We haven't covered this yet, but deviance has a chi-square distribution with the degrees of freedom based on the difference in the number of parameters between two models. In this case the null model has 3 parameters (a0, b0, b1) while the alternate model has six parameters because we have two a0's (ambient vs elevated), two b0's and two b1's.
```{r}
dev.null <- 2*lnL[1] ## null model
dev.tmt <- 2*lnL[2] + 2*lnL[3] ## model with elevated vs ambient CO2 treatment
LR <- dev.null - dev.tmt ## Likelihood ratio
pval <- 1-pchisq(LR,3)
```
Since the p-value from this test is very small, for most any reasonable alpha (e.g. the traditional alpha = 0.05) we would take this as support for the alternate hypothesis that the treatment (CO2) has a significant effect on maturation and fecundity.
### Lab Report Task 5
Create figures analogous to Task 3 that show the fits for the full model, the ambient-only fit, and the elevated-only fit (i.e. 3 lines per graph, with different colors or symbols for ambient vs elevated data).
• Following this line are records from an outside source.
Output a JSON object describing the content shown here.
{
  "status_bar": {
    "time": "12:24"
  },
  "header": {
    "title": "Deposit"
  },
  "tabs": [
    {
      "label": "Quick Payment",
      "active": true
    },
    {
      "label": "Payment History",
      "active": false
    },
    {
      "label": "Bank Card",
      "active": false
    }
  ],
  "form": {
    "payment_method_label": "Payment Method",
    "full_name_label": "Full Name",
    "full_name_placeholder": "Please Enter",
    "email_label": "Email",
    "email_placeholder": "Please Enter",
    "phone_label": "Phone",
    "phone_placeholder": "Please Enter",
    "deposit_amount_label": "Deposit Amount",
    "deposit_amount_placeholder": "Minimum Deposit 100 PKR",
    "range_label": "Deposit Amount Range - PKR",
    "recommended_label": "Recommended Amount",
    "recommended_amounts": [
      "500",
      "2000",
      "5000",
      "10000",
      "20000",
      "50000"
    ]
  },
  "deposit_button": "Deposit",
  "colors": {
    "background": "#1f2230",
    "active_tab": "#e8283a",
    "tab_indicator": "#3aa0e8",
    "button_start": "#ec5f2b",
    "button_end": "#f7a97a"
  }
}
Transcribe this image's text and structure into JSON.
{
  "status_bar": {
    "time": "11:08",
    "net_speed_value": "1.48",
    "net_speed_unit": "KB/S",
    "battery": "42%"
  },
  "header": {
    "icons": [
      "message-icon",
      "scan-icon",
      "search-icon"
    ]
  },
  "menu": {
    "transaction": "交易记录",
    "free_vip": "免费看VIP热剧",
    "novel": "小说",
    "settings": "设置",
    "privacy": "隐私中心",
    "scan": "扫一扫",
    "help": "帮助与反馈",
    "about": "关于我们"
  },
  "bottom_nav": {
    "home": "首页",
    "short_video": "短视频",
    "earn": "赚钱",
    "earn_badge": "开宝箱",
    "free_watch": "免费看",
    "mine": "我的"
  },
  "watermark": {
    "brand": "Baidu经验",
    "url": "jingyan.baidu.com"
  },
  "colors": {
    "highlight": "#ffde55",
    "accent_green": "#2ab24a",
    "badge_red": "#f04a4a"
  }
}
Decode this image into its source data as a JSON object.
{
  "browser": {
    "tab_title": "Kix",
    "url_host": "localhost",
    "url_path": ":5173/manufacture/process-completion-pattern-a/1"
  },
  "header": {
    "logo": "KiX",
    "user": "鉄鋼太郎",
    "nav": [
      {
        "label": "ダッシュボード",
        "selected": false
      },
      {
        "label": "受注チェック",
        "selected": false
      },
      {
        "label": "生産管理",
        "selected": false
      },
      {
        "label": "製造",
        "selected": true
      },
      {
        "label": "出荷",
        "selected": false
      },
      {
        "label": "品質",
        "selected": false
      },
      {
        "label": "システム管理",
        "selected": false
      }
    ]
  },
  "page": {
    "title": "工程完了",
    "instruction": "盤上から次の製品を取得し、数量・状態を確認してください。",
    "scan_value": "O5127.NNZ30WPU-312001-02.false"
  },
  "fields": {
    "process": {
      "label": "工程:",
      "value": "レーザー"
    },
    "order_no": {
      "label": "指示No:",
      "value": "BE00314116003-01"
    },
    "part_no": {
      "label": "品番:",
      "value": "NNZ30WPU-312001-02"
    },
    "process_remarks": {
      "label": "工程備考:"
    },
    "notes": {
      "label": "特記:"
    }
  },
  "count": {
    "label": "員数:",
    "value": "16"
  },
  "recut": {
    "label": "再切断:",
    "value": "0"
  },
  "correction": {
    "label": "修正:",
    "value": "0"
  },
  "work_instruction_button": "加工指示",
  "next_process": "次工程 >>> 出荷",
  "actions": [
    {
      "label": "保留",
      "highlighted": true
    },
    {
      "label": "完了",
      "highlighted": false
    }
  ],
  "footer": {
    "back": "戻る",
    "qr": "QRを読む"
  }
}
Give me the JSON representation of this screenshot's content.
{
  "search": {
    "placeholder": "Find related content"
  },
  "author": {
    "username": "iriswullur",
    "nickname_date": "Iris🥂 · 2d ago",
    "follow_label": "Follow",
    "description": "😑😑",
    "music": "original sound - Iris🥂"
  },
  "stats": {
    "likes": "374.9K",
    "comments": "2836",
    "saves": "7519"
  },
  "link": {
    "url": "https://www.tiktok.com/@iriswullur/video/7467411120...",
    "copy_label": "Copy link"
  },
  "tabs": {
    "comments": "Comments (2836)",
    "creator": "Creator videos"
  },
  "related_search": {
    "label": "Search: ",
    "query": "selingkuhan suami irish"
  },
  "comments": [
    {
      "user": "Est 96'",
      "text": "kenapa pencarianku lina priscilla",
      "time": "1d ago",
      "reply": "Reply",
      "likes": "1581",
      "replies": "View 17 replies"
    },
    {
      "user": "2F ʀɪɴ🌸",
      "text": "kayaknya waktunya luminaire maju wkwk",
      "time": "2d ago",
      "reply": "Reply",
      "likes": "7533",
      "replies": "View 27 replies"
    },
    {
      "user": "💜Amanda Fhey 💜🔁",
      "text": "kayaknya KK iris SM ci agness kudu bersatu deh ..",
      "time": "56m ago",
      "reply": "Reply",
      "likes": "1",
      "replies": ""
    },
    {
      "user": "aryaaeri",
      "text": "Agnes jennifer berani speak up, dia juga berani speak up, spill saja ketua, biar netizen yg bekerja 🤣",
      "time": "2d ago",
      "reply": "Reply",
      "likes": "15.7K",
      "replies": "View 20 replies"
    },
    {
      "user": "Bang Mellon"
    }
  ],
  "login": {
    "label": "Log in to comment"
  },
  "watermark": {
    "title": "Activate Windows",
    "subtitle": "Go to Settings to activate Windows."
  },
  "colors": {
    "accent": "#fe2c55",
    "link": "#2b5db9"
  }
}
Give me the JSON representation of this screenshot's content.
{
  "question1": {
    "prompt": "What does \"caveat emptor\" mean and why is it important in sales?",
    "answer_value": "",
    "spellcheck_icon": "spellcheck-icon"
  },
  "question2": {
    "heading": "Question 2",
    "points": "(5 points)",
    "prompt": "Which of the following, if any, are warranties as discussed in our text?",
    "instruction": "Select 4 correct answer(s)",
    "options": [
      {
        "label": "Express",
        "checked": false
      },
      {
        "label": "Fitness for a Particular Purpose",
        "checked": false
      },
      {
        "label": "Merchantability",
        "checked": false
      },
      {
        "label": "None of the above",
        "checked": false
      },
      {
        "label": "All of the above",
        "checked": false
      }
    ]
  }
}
Based on these graphs, the parameter values, and the likelihood ratio test, answer the following questions:
1. Does elevated CO2 have an effect on fecundity? (Provide explanation for your answer).
2. Is this effect simply due to there being larger trees in the elevated plots, or does CO2 affect the maturation rate and/or the fecundity of trees (i.e. the cone production at a given tree size)? If there is an effect, in what direction is it?